In the non-recovered case you have three messages (RecoverySrefreh, Ack[Nack],
RecoveryPath).
*However* if the RecoverySrefresh was sent by the restarting node you would still have one
message on the main case, and could drop to two messages in the non-recovered case
(RecoverySrefresh, RecoveryPath).
This would also make the RecoverySrefresh identical to the Srefresh,
Further, since we know that this is used when only some of the state has been retained, it
cuts down on the size of the RecoverySrefresh.

Section 3
There is a slight issue with the Nack. We need to distinguish a Nack to an Srefresh (uses
Message ID from a previous Resv) and a Nack to a RecoverySrefresh (uses Message ID from a
previous Path).
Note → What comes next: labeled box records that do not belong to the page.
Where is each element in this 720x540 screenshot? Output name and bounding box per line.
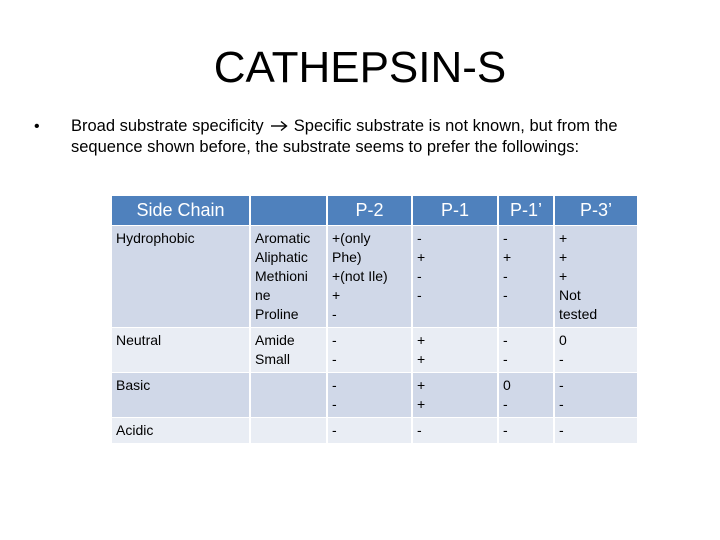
bullet-text-part-2: Specific substrate is not known, but from the sequence shown before, the substrate seems to prefer the followings: [71, 117, 618, 156]
header-p2: P-2 [328, 196, 411, 225]
cell-group [251, 373, 326, 417]
cell-p1-prime: - + - - [499, 226, 553, 327]
cell-group: Amide Small [251, 328, 326, 372]
cell-p1: + + [413, 373, 497, 417]
cell-side-chain: Hydrophobic [112, 226, 249, 327]
cell-p1: - [413, 418, 497, 443]
cell-p3-prime: - - [555, 373, 637, 417]
table-row [112, 328, 637, 372]
right-arrow-icon [270, 120, 288, 132]
cell-p3-prime: - [555, 418, 637, 443]
cell-p3-prime: 0 - [555, 328, 637, 372]
header-group [251, 196, 326, 225]
bullet-text [71, 116, 691, 158]
cell-p2: +(only Phe) +(not Ile) + - [328, 226, 411, 327]
cell-p3-prime: + + + Not tested [555, 226, 637, 327]
cell-p2: - [328, 418, 411, 443]
slide-title: CATHEPSIN-S [213, 43, 507, 92]
cell-side-chain: Acidic [112, 418, 249, 443]
specificity-table [110, 195, 639, 444]
cell-p1: + + [413, 328, 497, 372]
table-header-row [112, 196, 637, 225]
cell-group: Aromatic Aliphatic Methioni ne Proline [251, 226, 326, 327]
cell-p1-prime: - [499, 418, 553, 443]
header-p1-prime: P-1’ [499, 196, 553, 225]
cell-p2: - - [328, 328, 411, 372]
cell-p1-prime: 0 - [499, 373, 553, 417]
bullet-text-part-1: Broad substrate specificity [71, 117, 264, 135]
table-row [112, 226, 637, 327]
cell-p1: - + - - [413, 226, 497, 327]
cell-side-chain: Neutral [112, 328, 249, 372]
cell-p2: - - [328, 373, 411, 417]
table-row [112, 373, 637, 417]
bullet-marker: • [34, 118, 40, 135]
header-side-chain: Side Chain [112, 196, 249, 225]
header-p1: P-1 [413, 196, 497, 225]
cell-group [251, 418, 326, 443]
header-p3-prime: P-3’ [555, 196, 637, 225]
cell-p1-prime: - - [499, 328, 553, 372]
cell-side-chain: Basic [112, 373, 249, 417]
table-row [112, 418, 637, 443]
This is admittedly only a rare problem, but might occur with clashes of
epoch and Message ID. This may be what you are trying to resolve using the new bit in the
various Message ID objects (see below) but the reasoning is not clear from the text.
Hint: if you use my proposal immediately above, this issue goes away and the new flag
simplifies as below...

3.1. MESSAGE_ID ACK/NACK and MESSAGE_ID LIST Objects
The trouble with defining an additional bit like this is we have to define the meaning of
the bit on *any* Message_ID.
Since (presumably) ordinary Srefresh messages may (might?) be interspersed with
RecoverySrefresh why don't we have a way of distinguishing the messages rather than the
contents of the object?
Actually, I would argue that it is only the List Object that needs to be distinguished
(with the caveat of the previous point).

3.2. Capability Object
One of the lessons of the Restart_Cap Object is that we should be careful with the
specification of capabilities objects.
So, I am concerned that your new object is defined as a fixed length object with space for
another 31 bits of information.
How about TLVs?

3.2.2. Compatibility
You missed forwards compatibility. That is: reserved bits MUST be set to zero on
transmission and MUST be ignored on receipt.

Nits
===

Need to expand citations in the Abstract.

The Abstract could probably be usefully made shorter.

Section 3, second para. I don't think we need the description of Srefresh in normal
processing.

Section 9. IANA
Could you beef up this section please.
The ideal is to show the names and characteristics of new messages/objects in this section
so that IANA does not have to ask any further questions.
You might like to reference draft-kompella-zinin-early-allocation-02.txt and
draft-kompella-rsvp-change-02.txt to sort out values to use for pre-RFC work.